In general, blepharitis is a chronic condition, and treatment is aimed at control rather than cure. It is likely that some form of maintenance therapy, such as daily lid hygiene, will be required lifelong.

Bacterial Conjunctivitis

Marcus G. Piccolo and Victor Malinovsky

ICD-9: 372.0—CONJUNCTIVITIS, ACUTE, UNSPECIFIED

ICD-9: 372.11—CONJUNCTIVITIS, CHRONIC, SIMPLE

ICD-9: 098.49—GONOCOCCAL, EYE INFECTION, OTHER

ICD-9: 098.4—CONJUNCTIVITIS, GONOCOCCAL, NEONATORUM

ICD-9: 372.04—CONJUNCTIVITIS, MEMBRANOUS

      THE DISEASE

Pathophysiology

Bacterial conjunctivitis results from infection of the conjunctival tissue with bacterial pathogens. The resultant inflammatory process may present with a wide range of severity and clinical appearances.

Etiology

Bacterial conjunctivitis results when a bacterial inoculation overcomes the natural defense mechanisms of the conjunctiva. The pathogens may be normal flora of the conjunctiva or lids (e.g., silent dacryocystitis) or may be the result of inoculation from adjacent sites of infection, hand-to-eye contact, or airborne respiratory droplets. The defense mechanisms of the conjunctiva include the mechanical actions of the lids and tears; tear enzymes such as lysozyme, lactoferin, and B-lysin; immunoglobulins (IgA and IgG) present in the tears; conjunctival-associated lymphoid tissue; and an intact conjunctival epithelial barrier.

Acute Conjunctivitis

Chronic Conjunctivitis

Corynebacterium diphtheriae conjunctivitis may be associated with a history of respiratory involvement including airway obstruction with a pharyngeal membrane; exotoxins from C. diphtheriae may result in paralysis of accommodation and extraocular muscles as well as cardiac toxicity and liver necrosis.

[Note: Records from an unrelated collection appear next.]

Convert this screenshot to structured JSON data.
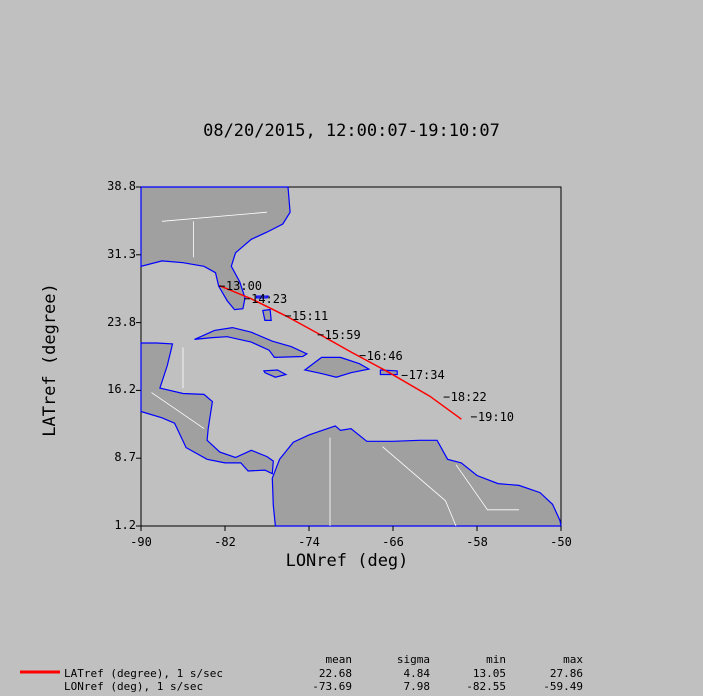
{
  "title": "08/20/2015, 12:00:07-19:10:07",
  "chart_data": {
    "type": "map-track",
    "xlabel": "LONref (deg)",
    "ylabel": "LATref (degree)",
    "xlim": [
      -90,
      -50
    ],
    "ylim": [
      1.2,
      38.8
    ],
    "x_ticks": [
      "-90",
      "-82",
      "-74",
      "-66",
      "-58",
      "-50"
    ],
    "y_ticks": [
      "38.8",
      "31.3",
      "23.8",
      "16.2",
      "8.7",
      "1.2"
    ],
    "track_color": "#ff0000",
    "coast_color": "#0000ff",
    "border_color": "#ffffff",
    "land_color": "#a0a0a0",
    "track": [
      {
        "lon": -82.55,
        "lat": 27.86
      },
      {
        "lon": -79.5,
        "lat": 26.4
      },
      {
        "lon": -76.2,
        "lat": 24.5
      },
      {
        "lon": -73.2,
        "lat": 22.6
      },
      {
        "lon": -70.0,
        "lat": 20.5
      },
      {
        "lon": -66.5,
        "lat": 18.3
      },
      {
        "lon": -62.5,
        "lat": 15.6
      },
      {
        "lon": -59.49,
        "lat": 13.05
      }
    ],
    "labels": [
      {
        "text": "13:00",
        "lon": -82.2,
        "lat": 27.8
      },
      {
        "text": "14:23",
        "lon": -79.8,
        "lat": 26.4
      },
      {
        "text": "15:11",
        "lon": -75.9,
        "lat": 24.5
      },
      {
        "text": "15:59",
        "lon": -72.8,
        "lat": 22.4
      },
      {
        "text": "16:46",
        "lon": -68.8,
        "lat": 20.1
      },
      {
        "text": "17:34",
        "lon": -64.8,
        "lat": 17.9
      },
      {
        "text": "18:22",
        "lon": -60.8,
        "lat": 15.5
      },
      {
        "text": "19:10",
        "lon": -58.2,
        "lat": 13.3
      }
    ]
  },
  "legend": {
    "headers": [
      "mean",
      "sigma",
      "min",
      "max"
    ],
    "rows": [
      {
        "label": "LATref (degree), 1 s/sec",
        "color": "#ff0000",
        "values": [
          "22.68",
          "4.84",
          "13.05",
          "27.86"
        ]
      },
      {
        "label": "LONref (deg), 1 s/sec",
        "color": "",
        "values": [
          "-73.69",
          "7.98",
          "-82.55",
          "-59.49"
        ]
      }
    ]
  }
}
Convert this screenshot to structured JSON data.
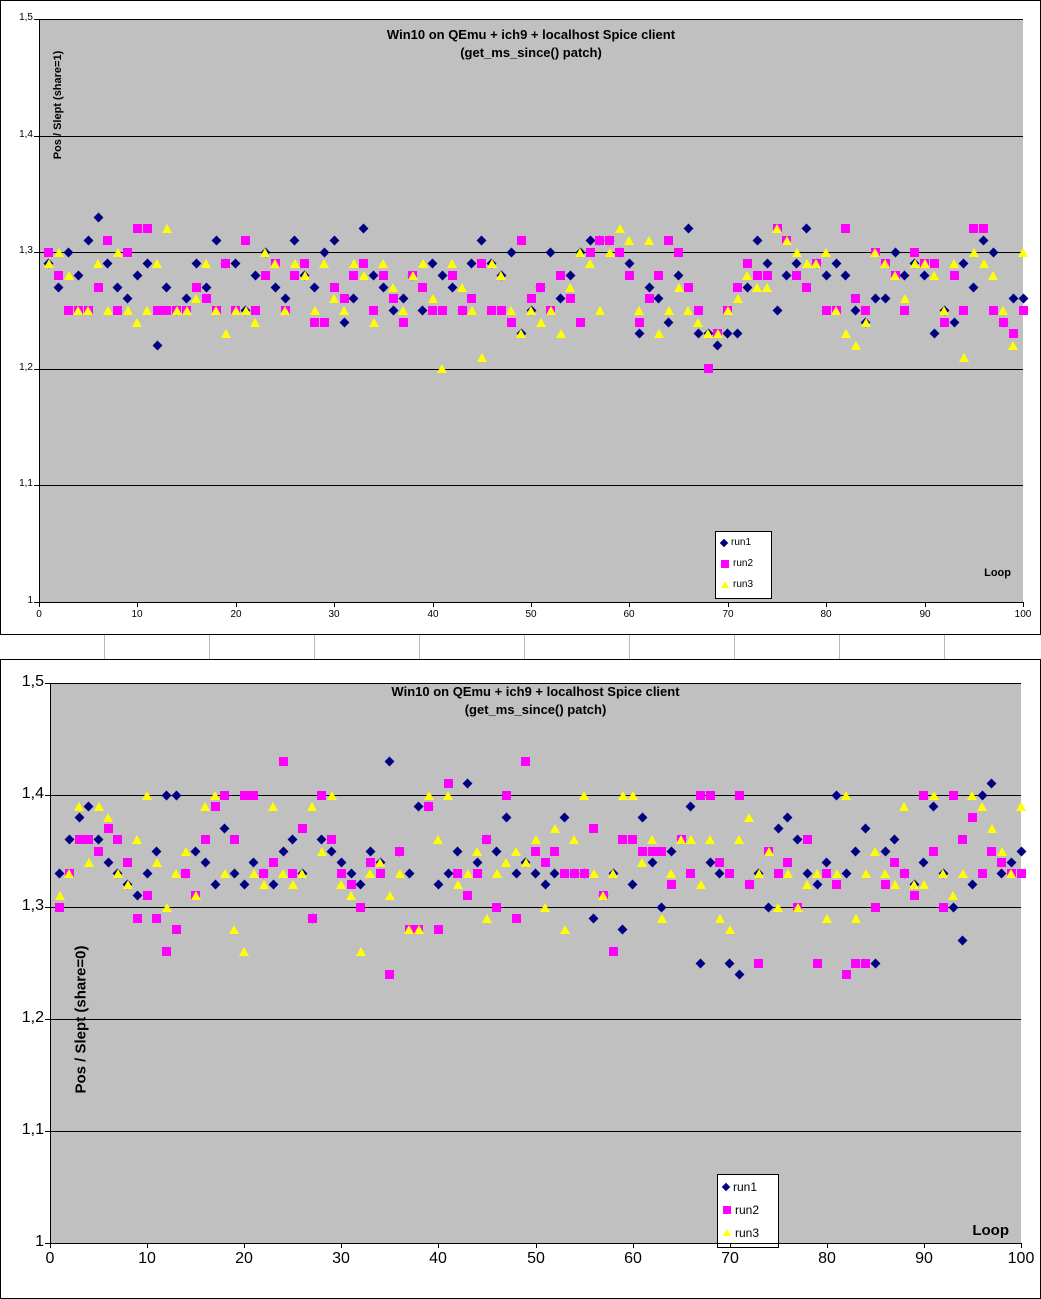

S. pyogenes may be associated with chronic low-grade dacryocystitis, which develops into an acute conjunctivitis.

Chronic Conjunctivitis

Chronic conjunctivitis is often associated with blepharitis or past episodes of acute bacterial infection.

Ancillary Tests

In general, the diagnosis of a nonsevere conjunctivitis is made clinically. However, cases of severe bacterial infections mandate further investigation.

Hyperacute Conjunctivitis

• Cytology
  

  PMN response with intracellular bacteria.

  
  
• Gram stain
  

  Gram-negative intracellular, diplococci, with many PMNs—Neisseria.

  
  

  Gram-negative bacilli or coccobacilli—H. influenzae.

  
  
• Cultures
  

  Purulent discharge should be streaked on blood and chocolate agar and incubated at 37° in 10% CO₂ or on a Thayer-Martin plate. Antibiotic sensitivities should also be performed.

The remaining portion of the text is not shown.